A blue-green algae (cyanobacteria) bloom was identified n areas of Lesser Slave east of High Prairie, says an Alberta Health Services news release Aug. 25.
Residents living near the shores of Lesser Slave Lake and visitors to the lake are advised to take precautionary steps.

  • Avoid all contact with blue-green algae bloom. If contact occurs, wash with tap water as soon as possible.
  • Do not swim or wade (or allow pets to swim or wade) in any areas where blue-green algae is visible.
  • Do not feed whole fish or fish trimmings from the lake to pets.
  • Consider limiting human consumption of whole fish and fish trimmings from the lake as it is known that fish may store toxins in their liver.
    People should note that areas of Lesser Slave Lake in which the blue-green algae bloom is NOT visible can still be used for recreational purposes, even while the blue-green algae advisory is in place.
    As always, all visitors and residents are reminded to never drink or cook with untreated water directly from any recreational body of water, including Lesser Slave Lake, at any time.
    Boiling of the water will not remove the toxins produced by blue-green algae.
    An alternative resource of drinking water should also be provided for pets and livestock while the advisory is active.
    Blue-green algae is naturally occurring and often becomes visible when weather conditions are calm.
    Appearing like scum, grass clippings, fuzz or globs on the surface of water, blue-green algae can be blue-green, brown, and/or pinkish-red, and often smell musty or grassy.
    People who come into contact with visible blue-green algae or who ingest water containing blue-green algae may experience skin irritation, rash, sore throat, sore red eyes, swollen lips, fever, nausea and vomiting and/or diarrhea.

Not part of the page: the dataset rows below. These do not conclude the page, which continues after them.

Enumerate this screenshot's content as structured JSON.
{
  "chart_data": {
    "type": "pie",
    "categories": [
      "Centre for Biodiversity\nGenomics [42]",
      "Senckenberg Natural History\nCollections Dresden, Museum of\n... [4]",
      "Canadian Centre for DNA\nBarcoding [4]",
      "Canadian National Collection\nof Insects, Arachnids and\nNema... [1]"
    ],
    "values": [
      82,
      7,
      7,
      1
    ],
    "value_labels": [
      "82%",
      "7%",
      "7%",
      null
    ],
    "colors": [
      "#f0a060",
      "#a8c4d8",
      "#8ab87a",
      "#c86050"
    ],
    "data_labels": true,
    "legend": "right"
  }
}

    Symptoms usually appear within one to three hours and resolve in one to two days.
    Symptoms in children are often more pronounced.

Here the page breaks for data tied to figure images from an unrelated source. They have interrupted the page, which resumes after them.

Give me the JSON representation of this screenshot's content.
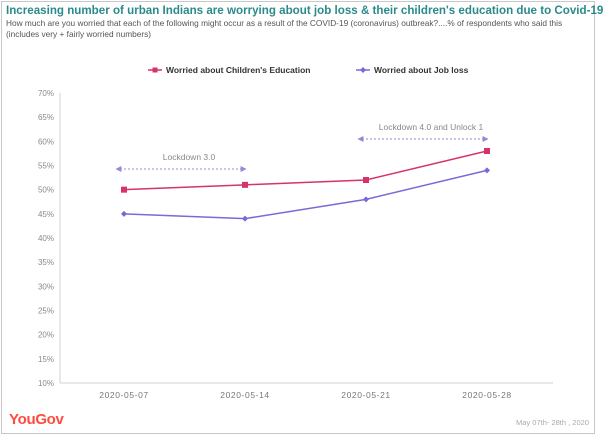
{
  "header": {
    "title": "Increasing number of urban Indians are worrying about job loss & their children's education due to Covid-19",
    "subtitle": "How much are you worried that each of the following might occur as a result of the COVID-19 (coronavirus) outbreak?....% of respondents who said this (includes very + fairly worried numbers)"
  },
  "chart_data": {
    "type": "line",
    "title": "Increasing number of urban Indians are worrying about job loss & their children's education due to Covid-19",
    "categories": [
      "2020-05-07",
      "2020-05-14",
      "2020-05-21",
      "2020-05-28"
    ],
    "series": [
      {
        "name": "Worried about Children's Education",
        "values": [
          50,
          51,
          52,
          58
        ],
        "color": "#d6336c",
        "marker": "square"
      },
      {
        "name": "Worried about Job loss",
        "values": [
          45,
          44,
          48,
          54
        ],
        "color": "#7b68d9",
        "marker": "diamond"
      }
    ],
    "y_ticks": [
      "10%",
      "15%",
      "20%",
      "25%",
      "30%",
      "35%",
      "40%",
      "45%",
      "50%",
      "55%",
      "60%",
      "65%",
      "70%"
    ],
    "ylim": [
      10,
      70
    ],
    "grid": false,
    "legend_position": "top",
    "annotations": [
      {
        "text": "Lockdown 3.0",
        "from": "2020-05-07",
        "to": "2020-05-14"
      },
      {
        "text": "Lockdown 4.0 and Unlock 1",
        "from": "2020-05-21",
        "to": "2020-05-28"
      }
    ]
  },
  "footer": {
    "brand": "YouGov",
    "note": "May 07th- 28th , 2020"
  },
  "colors": {
    "title": "#2b8a8a",
    "brand": "#ff4b3e",
    "axis": "#d0d0d0",
    "annotation": "#9a86d6"
  }
}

    However, all people are at risk of these symptoms.
    Weather and wind conditions can cause algae blooms to move from one location to another.
    As such, the advisory remains in effect until further notice.
    Anyone who suspects a problem related to blue-green algae or requires further information on health concerns and blue-green algae is requested to phone Health Link at 811.
    Further information is online at ahs.ca.bga.